Principles for business line mapping255

(a) All activities must be mapped into the eight level 1 business lines in a mutually exclusive and jointly exhaustive manner.

(b) Any banking or non-banking activity which cannot be readily mapped into the business line framework, but which represents an ancillary function to an activity included in the framework, must be allocated to the business line it supports. If more than one business line is supported through the ancillary activity, an objective mapping criteria must be used.

(c) When mapping gross income, if an activity cannot be mapped into a particular business line then the business line yielding the highest charge must be used. The same business line equally applies to any associated ancillary activity.

(d) Banks may use internal pricing methods to allocate gross income between business lines provided that total gross income for the bank (as would be recorded under the Basic Indicator Approach) still equals the sum of gross income for the eight business lines.

(e) The mapping of activities into business lines for operational risk capital purposes must be consistent with the definitions of business lines used for regulatory capital calculations in other risk categories, i.e. credit and market risk. Any deviations from this principle must be clearly motivated and documented.

(f) The mapping process used must be clearly documented. In particular, written business line definitions must be clear and detailed enough to allow third parties to replicate the business line mapping. Documentation must, among other things, clearly motivate any exceptions or overrides and be kept on record.

(g) Processes must be in place to define the mapping of any new activities or products.

(h) Senior management is responsible for the mapping policy (which is subject to the approval by the board of directors).

(i) The mapping process to business lines must be subject to independent review.

255 Supplementary business line mapping guidance

There are a variety of valid approaches that banks can use to map their activities to the eight business lines, provided the approach used meets the business line mapping principles. Nevertheless, the Committee is aware that some banks would welcome further guidance. The following is therefore an example of one possible approach that could be used by a bank to map its gross income:

Gross income for retail banking consists of net interest income on loans and advances to retail customers and SMEs treated as retail, plus fees related to traditional retail activities, net income from swaps and derivatives held to hedge the retail banking book, and income on purchased retail receivables. To calculate net interest income for retail banking, a bank takes the interest earned on its loans and advances to retail customers less the weighted average cost of funding of the loans (from whatever source ─ retail or other deposits).

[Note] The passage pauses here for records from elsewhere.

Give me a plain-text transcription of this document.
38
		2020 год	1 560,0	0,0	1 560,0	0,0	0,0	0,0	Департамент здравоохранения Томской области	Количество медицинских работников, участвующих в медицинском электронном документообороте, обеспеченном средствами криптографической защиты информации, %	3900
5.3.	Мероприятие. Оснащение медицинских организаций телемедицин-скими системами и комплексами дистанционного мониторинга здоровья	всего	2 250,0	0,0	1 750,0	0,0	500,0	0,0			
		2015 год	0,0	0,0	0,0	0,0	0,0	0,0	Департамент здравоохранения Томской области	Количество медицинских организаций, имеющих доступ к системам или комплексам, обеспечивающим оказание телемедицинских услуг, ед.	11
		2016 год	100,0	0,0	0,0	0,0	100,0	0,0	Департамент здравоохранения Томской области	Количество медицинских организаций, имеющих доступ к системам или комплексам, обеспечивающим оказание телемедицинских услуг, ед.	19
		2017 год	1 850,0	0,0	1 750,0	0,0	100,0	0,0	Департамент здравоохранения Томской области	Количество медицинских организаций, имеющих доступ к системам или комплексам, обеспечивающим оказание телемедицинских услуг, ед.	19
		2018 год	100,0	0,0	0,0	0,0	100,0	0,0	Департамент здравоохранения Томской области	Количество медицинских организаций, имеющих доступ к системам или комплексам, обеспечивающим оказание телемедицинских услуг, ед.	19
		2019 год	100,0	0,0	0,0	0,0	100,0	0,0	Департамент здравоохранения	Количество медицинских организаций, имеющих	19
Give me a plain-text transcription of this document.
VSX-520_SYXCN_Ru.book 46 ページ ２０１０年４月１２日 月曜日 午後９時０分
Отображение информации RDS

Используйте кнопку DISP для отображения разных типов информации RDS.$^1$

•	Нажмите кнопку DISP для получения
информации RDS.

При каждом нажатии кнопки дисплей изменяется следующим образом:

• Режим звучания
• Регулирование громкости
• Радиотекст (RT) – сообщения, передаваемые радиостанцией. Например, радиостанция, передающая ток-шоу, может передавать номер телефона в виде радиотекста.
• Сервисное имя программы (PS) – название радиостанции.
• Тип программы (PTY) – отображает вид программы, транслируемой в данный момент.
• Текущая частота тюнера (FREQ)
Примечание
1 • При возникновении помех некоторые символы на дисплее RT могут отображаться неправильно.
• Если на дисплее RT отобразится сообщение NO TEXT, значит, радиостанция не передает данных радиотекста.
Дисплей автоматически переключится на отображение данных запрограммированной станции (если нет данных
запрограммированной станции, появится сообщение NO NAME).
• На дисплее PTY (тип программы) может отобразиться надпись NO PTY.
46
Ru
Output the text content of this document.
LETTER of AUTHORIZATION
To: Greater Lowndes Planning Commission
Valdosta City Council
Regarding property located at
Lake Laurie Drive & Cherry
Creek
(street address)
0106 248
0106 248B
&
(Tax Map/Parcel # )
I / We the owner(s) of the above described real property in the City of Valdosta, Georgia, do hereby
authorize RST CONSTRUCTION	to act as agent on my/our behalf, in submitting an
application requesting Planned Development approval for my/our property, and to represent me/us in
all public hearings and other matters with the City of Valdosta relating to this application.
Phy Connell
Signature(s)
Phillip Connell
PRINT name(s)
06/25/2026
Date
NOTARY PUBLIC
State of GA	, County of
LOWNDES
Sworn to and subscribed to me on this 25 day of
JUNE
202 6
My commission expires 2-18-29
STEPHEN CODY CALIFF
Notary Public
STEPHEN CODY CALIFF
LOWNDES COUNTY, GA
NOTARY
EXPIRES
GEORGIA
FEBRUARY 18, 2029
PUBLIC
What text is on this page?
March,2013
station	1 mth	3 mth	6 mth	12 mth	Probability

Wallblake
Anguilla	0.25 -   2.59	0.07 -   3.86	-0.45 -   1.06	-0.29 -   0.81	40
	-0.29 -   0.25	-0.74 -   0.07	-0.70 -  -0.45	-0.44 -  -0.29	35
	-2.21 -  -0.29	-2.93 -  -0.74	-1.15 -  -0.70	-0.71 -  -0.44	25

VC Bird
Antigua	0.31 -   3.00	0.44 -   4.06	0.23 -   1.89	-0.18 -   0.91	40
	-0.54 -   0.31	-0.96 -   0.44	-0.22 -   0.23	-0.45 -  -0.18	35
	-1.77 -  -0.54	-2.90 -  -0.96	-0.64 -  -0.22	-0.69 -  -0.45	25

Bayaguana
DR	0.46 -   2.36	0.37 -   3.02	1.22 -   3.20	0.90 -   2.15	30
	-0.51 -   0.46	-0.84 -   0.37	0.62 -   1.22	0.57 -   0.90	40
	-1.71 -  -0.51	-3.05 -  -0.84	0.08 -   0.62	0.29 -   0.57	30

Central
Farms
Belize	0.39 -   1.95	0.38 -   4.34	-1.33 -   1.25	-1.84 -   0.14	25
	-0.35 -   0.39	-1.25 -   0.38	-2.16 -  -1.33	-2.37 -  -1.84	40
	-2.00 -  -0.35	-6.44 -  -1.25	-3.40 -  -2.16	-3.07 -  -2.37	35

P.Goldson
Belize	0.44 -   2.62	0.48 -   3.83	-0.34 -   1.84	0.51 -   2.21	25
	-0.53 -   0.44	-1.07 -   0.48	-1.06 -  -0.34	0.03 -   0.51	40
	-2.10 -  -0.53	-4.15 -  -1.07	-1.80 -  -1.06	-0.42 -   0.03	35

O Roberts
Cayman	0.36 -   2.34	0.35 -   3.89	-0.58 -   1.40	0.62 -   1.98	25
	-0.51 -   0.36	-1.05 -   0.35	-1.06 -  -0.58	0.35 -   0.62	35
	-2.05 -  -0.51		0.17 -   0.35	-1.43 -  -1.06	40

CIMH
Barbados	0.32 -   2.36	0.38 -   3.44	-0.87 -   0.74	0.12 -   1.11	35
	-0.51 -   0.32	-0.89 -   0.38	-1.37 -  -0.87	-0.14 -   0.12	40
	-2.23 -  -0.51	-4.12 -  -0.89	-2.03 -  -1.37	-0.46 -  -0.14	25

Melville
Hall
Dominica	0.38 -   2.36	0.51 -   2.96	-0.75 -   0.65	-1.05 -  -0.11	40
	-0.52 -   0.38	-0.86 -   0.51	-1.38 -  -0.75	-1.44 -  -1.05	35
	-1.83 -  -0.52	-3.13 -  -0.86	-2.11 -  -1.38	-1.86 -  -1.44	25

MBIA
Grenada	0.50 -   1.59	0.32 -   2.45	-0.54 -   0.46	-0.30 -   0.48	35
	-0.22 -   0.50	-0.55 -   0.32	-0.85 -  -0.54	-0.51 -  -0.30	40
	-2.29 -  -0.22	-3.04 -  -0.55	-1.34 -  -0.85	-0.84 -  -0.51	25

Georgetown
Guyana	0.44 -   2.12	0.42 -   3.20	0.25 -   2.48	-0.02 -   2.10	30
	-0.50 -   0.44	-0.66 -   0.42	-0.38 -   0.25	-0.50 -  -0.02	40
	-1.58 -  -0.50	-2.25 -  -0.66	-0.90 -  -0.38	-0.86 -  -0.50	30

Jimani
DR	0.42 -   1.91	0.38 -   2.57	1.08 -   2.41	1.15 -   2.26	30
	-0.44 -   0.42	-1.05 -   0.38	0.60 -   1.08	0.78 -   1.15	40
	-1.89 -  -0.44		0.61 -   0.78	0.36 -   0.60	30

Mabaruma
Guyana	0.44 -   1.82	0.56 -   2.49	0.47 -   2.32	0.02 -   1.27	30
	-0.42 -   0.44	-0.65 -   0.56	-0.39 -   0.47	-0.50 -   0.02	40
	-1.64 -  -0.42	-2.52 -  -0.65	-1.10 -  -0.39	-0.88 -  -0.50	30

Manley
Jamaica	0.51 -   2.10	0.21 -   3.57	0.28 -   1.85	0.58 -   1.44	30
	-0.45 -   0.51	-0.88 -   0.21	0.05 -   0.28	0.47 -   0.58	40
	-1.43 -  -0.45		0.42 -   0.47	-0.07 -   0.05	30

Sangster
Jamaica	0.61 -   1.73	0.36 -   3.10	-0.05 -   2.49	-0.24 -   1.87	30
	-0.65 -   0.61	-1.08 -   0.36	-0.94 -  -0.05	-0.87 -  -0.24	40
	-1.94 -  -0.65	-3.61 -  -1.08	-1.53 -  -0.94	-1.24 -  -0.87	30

Similarly, gross income for commercial banking consists of the net interest income on loans and advances to corporate (plus SMEs treated as corporate), interbank and sovereign customers and income on purchased corporate receivables, plus fees related to traditional commercial banking activities including commitments, guarantees, bills of exchange, net income (e.g. from coupons and dividends) on securities held in the banking book, and profits/losses on swaps and derivatives held to hedge the commercial banking book. Again, the calculation of net interest income is based on interest earned on loans and advances to corporate, interbank and sovereign customers less the weighted average cost of funding for these loans (from whatever source).

For trading and sales, gross income consists of profits/losses on instruments held for trading purposes (i.e. in the mark-to-market book), net of funding cost, plus fees from wholesale broking.

For the other five business lines, gross income consists primarily of the net fees/commissions earned in each of these businesses. Payment and settlement consists of fees to cover provision of payment/settlement facilities for wholesale counterparties. Asset management is management of assets on behalf of others.